Rochelle started feeding them almost immediately. 

Let me share some pictures.  These are some of the early pictures when the kittens were really small.






Look at how tiny they are.  We have a couple of stairs from the deck to the backdoor and they love to scramble under there when we come out. 

 


I think that’s the mother all the way in the back, and that looks like Star up front.  I think I see the little white patch on his chest.

Here is a full view of Mama.

 



She hisses every time we take a step toward her or the kittens.  Here’s a little video clip of two of the kits munching away while Rochelle sits in the chair a couple of feet beside.

 


Matthew took that video.  Matthew and I want to take one of the kittens into the house for keeps but Rochelle won’t let us.  We have two pets already and she doesn’t want to take care of another.  Even though she has been feeding them twice a day regularly now for almost three months.  Plus I worry about how Tiger will react to another cat, especially a kitten.  Cats I understand don’t always like other cats.

Here’s a little one on the lounge chair.


 


One day from the deck above overlooking the deck below I saw the Mama nursing two of the cats in that lounge chair.  I did not get a picture unfortunately. 

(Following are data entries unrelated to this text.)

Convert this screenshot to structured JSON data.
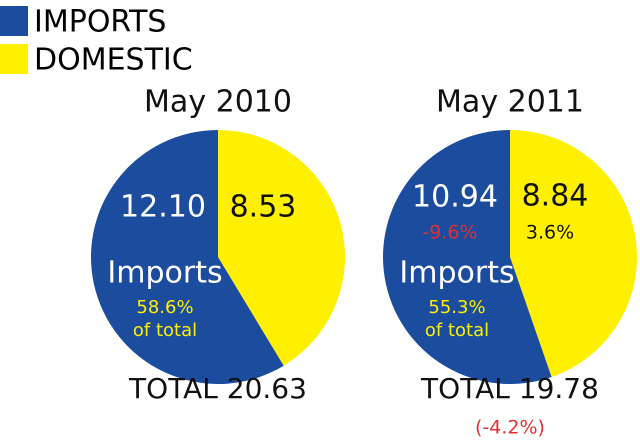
{
  "chart_data": [
    {
      "type": "pie",
      "title": "May 2010",
      "categories": [
        "IMPORTS",
        "DOMESTIC"
      ],
      "colors": [
        "#1b4c9e",
        "#fff000"
      ],
      "values": [
        12.1,
        8.53
      ],
      "value_labels": [
        "12.10",
        "8.53"
      ],
      "inner_label": "Imports",
      "share": "58.6%",
      "share_note": "of total",
      "total": "TOTAL 20.63"
    },
    {
      "type": "pie",
      "title": "May 2011",
      "categories": [
        "IMPORTS",
        "DOMESTIC"
      ],
      "colors": [
        "#1b4c9e",
        "#fff000"
      ],
      "values": [
        10.94,
        8.84
      ],
      "value_labels": [
        "10.94",
        "8.84"
      ],
      "changes": [
        "-9.6%",
        "3.6%"
      ],
      "inner_label": "Imports",
      "share": "55.3%",
      "share_note": "of total",
      "total": "TOTAL 19.78",
      "total_change": "(-4.2%)"
    }
  ]
}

Here’s a video clip of me intruding on them in the yard and the three or four of the kits scrambling to hide.

 


They are so cute.  You can see how much they’ve grown in that video, which must be around early September.  One of them is Star.  Here is a good photo of Star.

 


Here’s another video of two rough housing.

 


I think that’s Star and Tux.

We take a lot of pictures of them.  Here are a bunch.  Hope you don't get bored but I'm a proud daddy.

 





 


You can kind of get a view of my garden in some of these pictures and clips.  Most of my gardening is done in pots.  It’s been a magnificent year overall for my garden but especially for tomatoes and eggplant.

One of the all black cats has become the friendliest.  He might even be the smallest.  He comes close to me as I work in the garden.  I call him Shadow because he’s all black and because he sticks by me like my shadow.  Here are a couple of pictures of Shadow.

 



Here is Shadow playing with a toy with Rochelle.

 

 

Finally, they are getting big.  Here they are like a pack of lions feasting.

 


I must admit, they eat rather kindly with each other.  The mother has done a nice job of raising them with manners.  Finally all six in one shot.

 


Bless them.  I think they have blessed us.  I hope they stay in my backyard for a while.